Champaign, Ill. (WCIA)
2021 Food Trends–It’s all about healthy Immune-Enhancing and Stress-Reducing Foods
Popular in Ancient Chinese and Ayurvedic medicine
What are they (plants & herbs)
How to add them to meals/snacks/drinks
Medicinal mushrooms (powdered)
Turmeric (powdered and freshly grated root)
Holy Basil (powdered in tea form)
Popular 2021 foods include:
- Chickpeas (#1)
- Coffee (in everything)
- Fermented foods
- Breakfast foods (cereal is making a comeback)
Today Anita is featuring Kung Pau Chickpeas—a healthy plant-based spin on a Chinese restaurant favorite.
Author: Anita’s Table Talk
- 1 15-oz can chickpeas
- 1 Tablespoon liquid aminos or tamari (or soy sauce)
- 1 Tablespoon fresh lemon juice
- 1 Tablespoon cornstarch
- 1 Tablespoon coconut oil
- 2 cloves garlic, chopped
- 1 teaspoon freshly grated ginger
- 2 green onions, chopped (extra for garnish)
- 1/2 cup chopped red bell pepper (optional)
- 1/2 cup chopped celery (optional)
- 1/2 cup vegetable broth (or chicken broth)
- 1-2 Tablespoons coconut sugar (or brown sugar/sweetener of choice)
- 2 teaspoons liquid aminos or tamari (or soy sauce)
- 1/2-1 teaspoon chili sauce or sriracha (or more if you like it SPICY)
- 1 teaspoon peanut butter
- 1 teaspoon roasted sesame oil
- ¼ cup peanuts, chopped (for garnish)
- 1 green onion, chopped
In a medium bowl, COMBINE chickpeas, liquid aminos (tamari or soy sauce), lemon juice and cornstarch.
MARINATE chickpeas for 10 minutes.
PLACE sauce ingredients in a small bowl. STIR to combine.

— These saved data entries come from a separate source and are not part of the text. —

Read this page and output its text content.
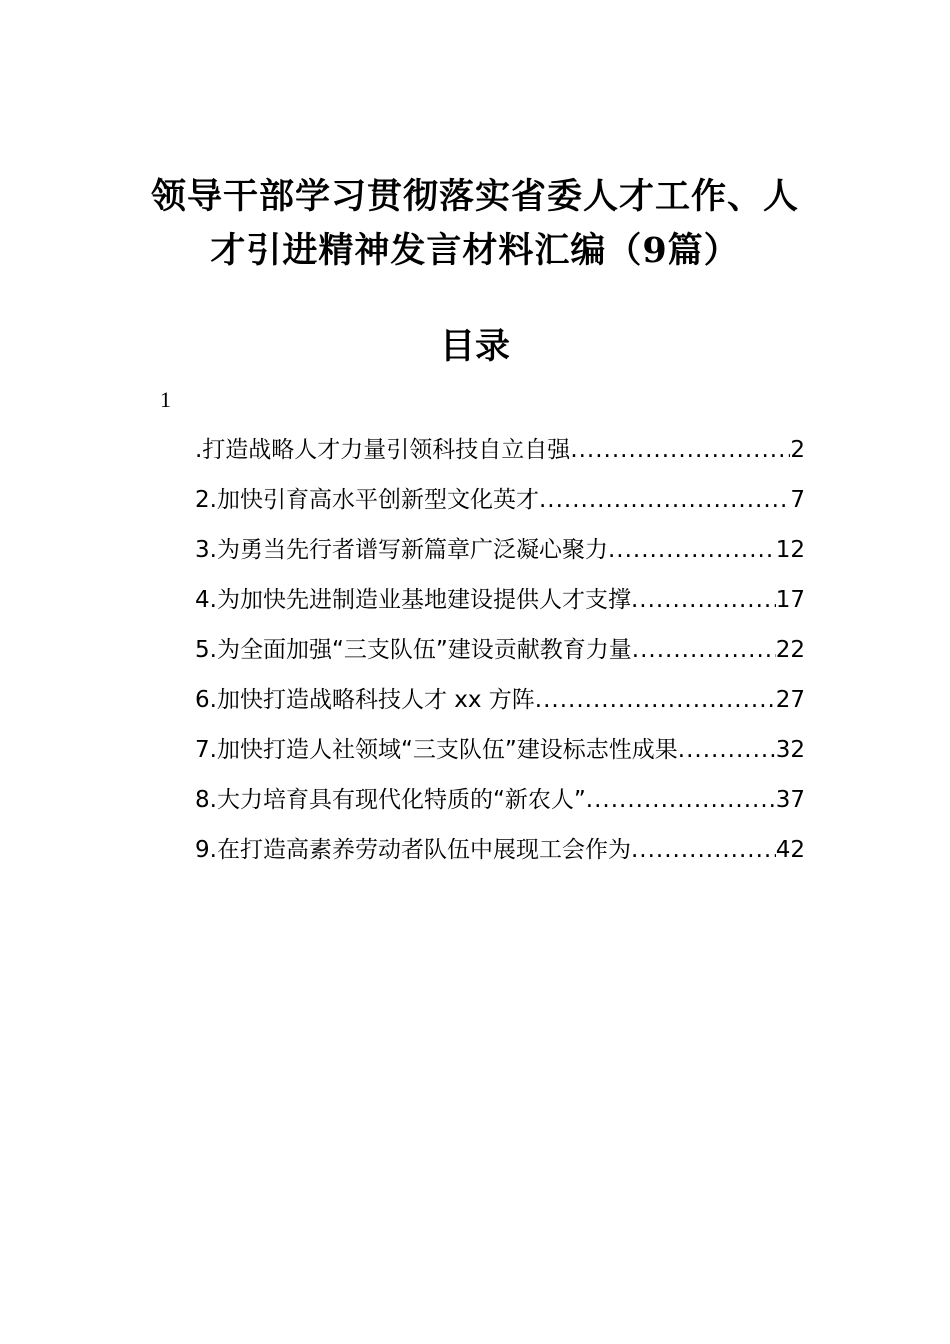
领导干部学习贯彻落实省委人才工作、人
才引进精神发言材料汇编（9篇）
目录
1
.打造战略人才力量引领科技自立自强 .....	2
2.加快引育高水平创新型文化英才 .....	7
3.为勇当先行者谱写新篇章广泛凝心聚力 .....	12
4.为加快先进制造业基地建设提供人才支撑 .....	17
5.为全面加强“三支队伍”建设贡献教育力量 .....	22
6.加快打造战略科技人才 xx 方阵 .....	27
7.加快打造人社领域“三支队伍”建设标志性成果 .....	32
8.大力培育具有现代化特质的“新农人” .....	37
9.在打造高素养劳动者队伍中展现工会作为 .....	42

Set aside.
In a large skillet, HEAT olive oil on LOW heat.
ADD the garlic, ginger, green onion, bell pepper, and celery.
SAUTÉ until vegetables begin to soften, about 2-3 minutes.
Turn heat to medium-low. ADD chickpeas and STIR.
ADD sauce to chickpea mixture and COOK until sauce thickens and vegetables are soft, about 5 minutes.
REMOVE from heat. STIR in the sesame oil.
STIR in extra broth or water if mixture is too thick, a little at a time.
SERVE over steamed rice.
GARNISH with chopped green onions and peanuts.